Mass transit buses
By Ahamefula Ogbu
President Goodluck Jonathan Sunday inaugurated 1,100 of 1,600 mass transit buses at the Eagles Square, Abuja, as part of the palliative measures he promised Nigerians to cushion the effect of the removal of fuel subsidy.
Jonathan said governors of the 36 states were absent at the formal launch of the scheme because he had asked them to remain in their states to monitor and work with security agencies as the strike called by labour unions over the subsidy removal begins today.
“Today, we are formally launching a mass transit programme and I have to emphasise that we are not inaugurating buses but we are launching a mass transit programme for Nigeria.
The Federal Government is involved, the state governments are involved, local governments are involved, the Central Bank of Nigeria is involved, several commercial banks are involved and of course, transport unions as well as manufacturers and importers of mass transit vehicles.
“Governors are not here because of what everybody is afraid of, the announced protest by some societies. We said every governor must be on ground in the state so that they would be able to work with security agencies to maintain law and order in their states,” Jonathan explained.
He also said the scheme was not put in place because of the removal of subsidy as “deregulation or no deregulation, we need a mass transit scheme” in order to bring down cost of transportation, pointing out that the increase in the cost of transportation due to the subsidy removal was an over-reaction to the policy and regretted commuters were being made to bear the brunt.

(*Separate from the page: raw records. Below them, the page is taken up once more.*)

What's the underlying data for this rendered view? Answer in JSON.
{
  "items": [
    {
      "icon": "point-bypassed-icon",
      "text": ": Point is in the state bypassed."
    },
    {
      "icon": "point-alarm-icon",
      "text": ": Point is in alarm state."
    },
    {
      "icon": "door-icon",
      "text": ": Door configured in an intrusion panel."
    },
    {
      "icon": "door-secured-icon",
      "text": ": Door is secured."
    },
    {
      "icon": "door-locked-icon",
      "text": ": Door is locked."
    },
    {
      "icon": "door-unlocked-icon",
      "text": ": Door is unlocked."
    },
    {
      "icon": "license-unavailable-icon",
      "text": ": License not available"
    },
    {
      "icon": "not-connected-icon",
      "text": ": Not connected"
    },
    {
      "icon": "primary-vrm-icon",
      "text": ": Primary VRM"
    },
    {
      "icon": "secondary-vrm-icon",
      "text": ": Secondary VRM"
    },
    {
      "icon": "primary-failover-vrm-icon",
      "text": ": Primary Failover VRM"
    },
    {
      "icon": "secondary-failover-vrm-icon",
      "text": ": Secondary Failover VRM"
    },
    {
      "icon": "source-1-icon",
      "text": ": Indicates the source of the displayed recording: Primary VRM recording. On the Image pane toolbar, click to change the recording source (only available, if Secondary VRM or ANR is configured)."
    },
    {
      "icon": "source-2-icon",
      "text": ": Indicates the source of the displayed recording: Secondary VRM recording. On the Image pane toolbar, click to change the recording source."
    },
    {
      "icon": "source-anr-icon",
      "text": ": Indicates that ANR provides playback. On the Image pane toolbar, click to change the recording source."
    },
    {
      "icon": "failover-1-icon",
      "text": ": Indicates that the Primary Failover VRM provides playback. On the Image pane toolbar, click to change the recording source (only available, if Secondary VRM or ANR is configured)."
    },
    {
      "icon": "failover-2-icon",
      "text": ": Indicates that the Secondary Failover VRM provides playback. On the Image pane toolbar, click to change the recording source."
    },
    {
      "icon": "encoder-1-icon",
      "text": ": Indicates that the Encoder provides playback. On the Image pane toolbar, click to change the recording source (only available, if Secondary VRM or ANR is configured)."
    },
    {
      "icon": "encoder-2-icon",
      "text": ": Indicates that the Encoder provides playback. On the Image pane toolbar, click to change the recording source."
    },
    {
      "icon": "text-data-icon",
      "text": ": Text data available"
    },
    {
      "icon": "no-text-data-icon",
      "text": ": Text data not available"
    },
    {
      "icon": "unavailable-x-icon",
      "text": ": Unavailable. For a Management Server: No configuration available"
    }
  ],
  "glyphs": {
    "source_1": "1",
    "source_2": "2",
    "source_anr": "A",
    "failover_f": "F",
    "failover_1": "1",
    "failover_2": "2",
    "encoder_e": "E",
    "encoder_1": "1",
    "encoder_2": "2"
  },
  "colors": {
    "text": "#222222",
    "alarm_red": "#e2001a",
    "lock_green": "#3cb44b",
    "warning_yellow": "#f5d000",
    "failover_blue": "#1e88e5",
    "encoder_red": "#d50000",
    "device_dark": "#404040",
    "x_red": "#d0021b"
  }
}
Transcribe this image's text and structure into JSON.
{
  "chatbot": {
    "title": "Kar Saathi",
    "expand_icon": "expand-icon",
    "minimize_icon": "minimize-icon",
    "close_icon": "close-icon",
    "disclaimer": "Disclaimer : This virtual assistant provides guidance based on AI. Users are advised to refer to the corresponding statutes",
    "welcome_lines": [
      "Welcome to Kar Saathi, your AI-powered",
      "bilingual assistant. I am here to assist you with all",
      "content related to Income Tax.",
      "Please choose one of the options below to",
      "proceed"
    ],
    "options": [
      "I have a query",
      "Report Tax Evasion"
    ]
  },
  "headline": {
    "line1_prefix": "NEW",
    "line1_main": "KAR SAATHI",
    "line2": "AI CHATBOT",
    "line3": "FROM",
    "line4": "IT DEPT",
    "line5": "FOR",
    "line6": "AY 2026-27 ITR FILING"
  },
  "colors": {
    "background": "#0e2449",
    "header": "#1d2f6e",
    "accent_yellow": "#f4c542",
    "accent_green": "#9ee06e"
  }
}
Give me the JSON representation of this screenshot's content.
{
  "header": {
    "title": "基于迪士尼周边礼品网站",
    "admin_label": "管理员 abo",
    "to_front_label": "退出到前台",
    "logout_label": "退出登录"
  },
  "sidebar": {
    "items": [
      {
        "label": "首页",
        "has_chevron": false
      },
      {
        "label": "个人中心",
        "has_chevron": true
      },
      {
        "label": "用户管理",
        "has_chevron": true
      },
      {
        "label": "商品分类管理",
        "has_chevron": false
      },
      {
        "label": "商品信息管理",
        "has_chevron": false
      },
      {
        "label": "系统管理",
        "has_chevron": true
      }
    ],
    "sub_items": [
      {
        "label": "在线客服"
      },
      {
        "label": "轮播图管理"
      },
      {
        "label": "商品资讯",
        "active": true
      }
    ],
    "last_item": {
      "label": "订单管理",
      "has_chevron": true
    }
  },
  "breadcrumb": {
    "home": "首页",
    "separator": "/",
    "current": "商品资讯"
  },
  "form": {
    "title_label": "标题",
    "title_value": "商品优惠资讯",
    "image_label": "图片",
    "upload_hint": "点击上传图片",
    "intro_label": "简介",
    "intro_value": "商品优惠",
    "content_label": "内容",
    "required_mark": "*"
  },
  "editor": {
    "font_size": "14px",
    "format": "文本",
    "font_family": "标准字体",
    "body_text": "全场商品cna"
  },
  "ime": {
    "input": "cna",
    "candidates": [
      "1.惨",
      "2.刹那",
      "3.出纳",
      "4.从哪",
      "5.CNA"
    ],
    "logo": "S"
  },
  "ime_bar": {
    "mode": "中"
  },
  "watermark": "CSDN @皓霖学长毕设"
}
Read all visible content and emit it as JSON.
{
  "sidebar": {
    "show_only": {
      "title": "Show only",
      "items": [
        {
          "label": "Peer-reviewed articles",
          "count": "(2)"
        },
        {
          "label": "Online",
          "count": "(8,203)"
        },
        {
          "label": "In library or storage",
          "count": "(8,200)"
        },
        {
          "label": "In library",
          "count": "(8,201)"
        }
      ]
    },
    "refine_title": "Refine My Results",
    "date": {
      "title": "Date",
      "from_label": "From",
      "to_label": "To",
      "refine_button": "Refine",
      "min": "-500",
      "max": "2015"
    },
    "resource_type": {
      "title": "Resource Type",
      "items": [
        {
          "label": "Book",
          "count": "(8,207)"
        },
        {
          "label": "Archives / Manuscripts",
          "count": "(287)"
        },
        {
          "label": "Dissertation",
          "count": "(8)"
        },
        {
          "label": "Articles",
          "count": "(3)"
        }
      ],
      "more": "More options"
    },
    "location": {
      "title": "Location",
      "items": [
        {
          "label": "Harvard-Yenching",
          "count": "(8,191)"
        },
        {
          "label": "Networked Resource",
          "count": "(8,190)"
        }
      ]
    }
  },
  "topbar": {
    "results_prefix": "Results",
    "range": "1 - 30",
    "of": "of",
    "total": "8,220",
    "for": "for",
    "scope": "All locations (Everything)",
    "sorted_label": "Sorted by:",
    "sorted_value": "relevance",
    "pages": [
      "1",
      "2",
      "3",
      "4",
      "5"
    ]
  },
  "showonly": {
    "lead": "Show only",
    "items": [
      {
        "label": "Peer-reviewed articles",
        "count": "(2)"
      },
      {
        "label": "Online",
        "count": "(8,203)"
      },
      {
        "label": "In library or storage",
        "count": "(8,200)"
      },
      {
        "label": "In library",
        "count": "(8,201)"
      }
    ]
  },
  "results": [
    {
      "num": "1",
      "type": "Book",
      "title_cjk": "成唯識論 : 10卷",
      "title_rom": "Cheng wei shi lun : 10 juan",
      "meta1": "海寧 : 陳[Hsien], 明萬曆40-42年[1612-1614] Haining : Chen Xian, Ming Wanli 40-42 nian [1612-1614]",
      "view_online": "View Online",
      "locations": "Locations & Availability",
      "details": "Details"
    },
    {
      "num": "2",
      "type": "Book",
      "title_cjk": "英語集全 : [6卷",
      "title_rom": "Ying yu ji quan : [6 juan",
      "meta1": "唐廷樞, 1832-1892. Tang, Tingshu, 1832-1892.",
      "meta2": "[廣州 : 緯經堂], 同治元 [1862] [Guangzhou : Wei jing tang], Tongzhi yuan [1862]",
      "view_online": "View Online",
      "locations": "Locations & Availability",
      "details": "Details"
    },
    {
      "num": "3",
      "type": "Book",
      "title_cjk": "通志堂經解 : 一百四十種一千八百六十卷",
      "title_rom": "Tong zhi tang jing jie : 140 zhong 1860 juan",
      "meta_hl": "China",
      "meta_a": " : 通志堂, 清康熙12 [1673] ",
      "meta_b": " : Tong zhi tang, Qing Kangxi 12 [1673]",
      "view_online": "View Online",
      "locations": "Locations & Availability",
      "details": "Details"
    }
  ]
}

The president noted that wagons and small buses were not suitable for mass transit and therefore makes the cost high, hence the desire to introduce the mass transit buses which he said were not being bought or run by the government.
He said the funds were provided to bulk-purchase the buses to push down the prices and make them cheaper for the managers, adding, “Federal Government is not buying buses, we are subsidising mass transit.”
Jonathan, who appealed to Nigerians to be patient as the pains engendered by the deregulation of the downstream sector would be temporary, said that the policy would usher in an enduring gain that would transform the economy.
He said the reason the country does not have a cheap mass transit system was because the framework had not been right but pointed out that Vice-President Namadi Sambo and the governors, on his directive, were meeting to fashion out an enduring framework that would at least push down transportation cost to the pre-subsidy removal rate.
The president used the occasion to lament the use of social media to misinform Nigerians and build up anger, pointing out that even while he was launching the programme, text and Black berry messages were being circulated that he was in South Africa with a very large delegation.
He vowed not to inflict pains on Nigerians as he would be offending God to do so after being massively voted for by the electorate.
He counselled Nigerians to stop exploiting the situation, saying that vehicles which use diesel which was deregulated five years ago, still increased prices which was unfair, adding, “The doubling of fares is not real. It is a reaction of people who perceive that government deregulation programme is anti-people and to vent their anger, they just raise their prices.”
Speaking earlier, Minister of Trade and Investment, Mr. Olusegun Aganga, said the Federal Government had earlier provided N10 billion revolving loan through the Urban Development Bank with five per cent interest rate, to push through the scheme.
He said the loan had now been increased to N15 billion and tenured for 60 days and above.
Aganga said the government’s intervention would make the fares affordable, adding that the buses were procured with local producers in mind as it would increase employment by 30 per cent while adding to the economy and reducing fares at the same time.
He said an analysis of the rate of fuel price increase which was a component of the transportation input amounted to 26 per cent and the increase of 100 per cent in cost was not commensurate to the price increase in fuel.
Aganga said maintenance agreement with manufacturers for 10 years to avoid the vehicles packing up had been signed, while spares would be allowed without duties as the government would assist in everywhere possible to push the transport fares down.
A communiqué issued by transport operators after their meeting with Aganga and read by their National Chairman, Alhaji Nadi Usman Yasik, said they were in support of the removal of fuel subsidy and that an additional fund should be made available to them to procure buses at zero per cent interest rate which would enable them reduce fares by 20 per cent.
Yasik also demanded duty waivers on importation of spare parts and buses while school children in their uniforms and the elderly would be granted reduced fares on interstate routes.